SHARE LETTERS: Chicago keeps giving food trucks the cold shoulder

Food trucks parked on Clark St. between Monroe St. and Adams St. at lunch hour. | Rich Hein/Sun-Times file

Your article, “State court favors city in dispute over food-truckrules,” and the court ruling it references, missed the mark. Food truck owners continue to be treated as second-class citizens in Chicago.

Increasingly, these entrepreneurs are opting to either shut down their businesses or leave Chicago and Illinois entirely. These small businesses are generators of tax revenue — revenue that the city has claimed it so desperately needs but is choosing to overregulate.

Take, for example, the 200-foot rule. Politicians and special interest groups demanded this be put in place to protect against the burgeoning food truck industry. Unfortunately, this means trucks can legally operate on just 3 percent of curbs in the Loop. Politicians are telling food truck owners they aren’t welcome in Chicago.

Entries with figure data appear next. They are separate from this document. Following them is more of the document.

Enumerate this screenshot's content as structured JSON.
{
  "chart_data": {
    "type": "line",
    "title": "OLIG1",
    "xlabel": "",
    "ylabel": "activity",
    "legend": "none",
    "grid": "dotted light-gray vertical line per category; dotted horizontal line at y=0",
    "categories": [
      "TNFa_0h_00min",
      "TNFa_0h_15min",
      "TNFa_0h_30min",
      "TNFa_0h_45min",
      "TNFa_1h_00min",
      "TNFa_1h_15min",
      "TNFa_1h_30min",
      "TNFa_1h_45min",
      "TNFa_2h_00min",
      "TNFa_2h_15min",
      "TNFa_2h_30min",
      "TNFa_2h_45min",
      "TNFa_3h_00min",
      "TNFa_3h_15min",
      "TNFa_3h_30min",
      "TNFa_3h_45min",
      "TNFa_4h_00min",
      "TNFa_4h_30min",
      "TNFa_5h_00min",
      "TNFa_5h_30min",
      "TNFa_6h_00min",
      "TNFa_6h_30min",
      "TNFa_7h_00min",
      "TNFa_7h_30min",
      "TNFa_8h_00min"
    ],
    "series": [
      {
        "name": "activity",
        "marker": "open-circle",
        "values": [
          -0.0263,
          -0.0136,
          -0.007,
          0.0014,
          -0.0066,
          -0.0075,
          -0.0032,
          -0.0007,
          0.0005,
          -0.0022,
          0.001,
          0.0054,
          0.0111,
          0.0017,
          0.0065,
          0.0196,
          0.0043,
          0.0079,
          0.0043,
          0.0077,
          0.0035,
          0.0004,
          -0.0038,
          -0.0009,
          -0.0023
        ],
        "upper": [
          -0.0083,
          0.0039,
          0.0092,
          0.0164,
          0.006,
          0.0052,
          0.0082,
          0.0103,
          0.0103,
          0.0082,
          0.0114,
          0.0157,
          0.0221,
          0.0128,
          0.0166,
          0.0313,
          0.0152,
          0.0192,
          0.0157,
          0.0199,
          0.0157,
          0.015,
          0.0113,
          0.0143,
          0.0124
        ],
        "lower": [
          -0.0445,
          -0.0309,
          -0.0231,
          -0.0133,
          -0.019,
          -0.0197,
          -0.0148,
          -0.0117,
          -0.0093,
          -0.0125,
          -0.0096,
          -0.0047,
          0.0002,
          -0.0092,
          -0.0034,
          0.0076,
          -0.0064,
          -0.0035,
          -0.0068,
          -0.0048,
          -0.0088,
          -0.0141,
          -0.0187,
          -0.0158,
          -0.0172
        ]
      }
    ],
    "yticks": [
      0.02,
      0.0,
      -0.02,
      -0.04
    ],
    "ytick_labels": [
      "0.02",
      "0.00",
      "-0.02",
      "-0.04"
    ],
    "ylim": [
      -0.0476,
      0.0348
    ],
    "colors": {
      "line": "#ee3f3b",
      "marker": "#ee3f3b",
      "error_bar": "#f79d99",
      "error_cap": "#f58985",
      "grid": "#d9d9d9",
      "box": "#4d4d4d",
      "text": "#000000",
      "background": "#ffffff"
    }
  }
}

Regulations such as these place food truck owners at a distinct disadvantage. Can you imagine telling a brick-and-mortar restaurant they can only be open for business two hours at a time? Of course not. But that’s how Chicago treats its food truck owners.

The Illinois Policy Institute supports policies that give power to the people – not the government. We continue to stand by food truck entrepreneurs as the city has all but decimated the industry in favor of entrenched special interests.

For a city that claims to be a “culinary capital” and a “cultural destination,” we sure treat innovators poorly. Cities such as Los Angeles, Portland, Austin and San Francisco have figured out how to encourage food truck owners.

Why is it so difficult for us?

Chris Lentino, Illinois Policy Institute

SEND LETTERS TO: letters@suntimes.com. Please include your neighborhood or hometown and a phone number for verification purposes.

Citizens United switcheroo

Citizens United established that corporations are “people” who can donate to political campaigns. According to the Republican tax scam, these corporate “people” pay a much lower tax rate than many of us actually made of flesh and blood. They also can fully deduct state and local taxes, unlike the rest of us, while squirreling away offshore profits that may or may not be taxed at all. When the Republicans are in charge, some “people” have all the luck.

Don Barshi, Wilmette

Invented list

For months we have had to endure Donald Trump’s claims of “fake news” every time one of his misleading statements or lies was called to task by the media. This week we saw an example of “fake news” at the state level. Gov. Bruce Rauner’s list of accomplishments, as accurately pointed out in the Sun-Times, fell far short of being substantiated by fact. Listing educational reform as his top accomplishments is especially hard to accept. The original educational bill that he rejected was a bill with bipartisan support and endorsed by many educators throughout the state.

One has to wonder if he accepted the second bill, even though it benefited Chicago even more than the first bill would have, because he could not sustain another veto override after the budget was passed earlier in the year. Ultimately, very little of what he can actually claim as reality does very little, if anything, to benefit the people of Illinois. Reading the list, however, was very reminiscent of the Top Ten lists of David Letterman. It was very humorous and totally made up.

Daniel Pupo, Orland Park

Where is the bias?

Listening to Republicans whine about the liberal bias in the news media is laughable because it is conservatives who actually control most of the media. “Fake news,” “Main Street media,” “liberal media” and “biased media” is how many on the right describe the outlets that make up the media.

In fact, just the opposite is the case. For example: Fox News has dominated the ratings for years, and 91 percent of all talk radio stations are conservative. A majority of all newspapers in the country support Republican policies and candidates. So where is that liberal bias in the media that Republicans say exists?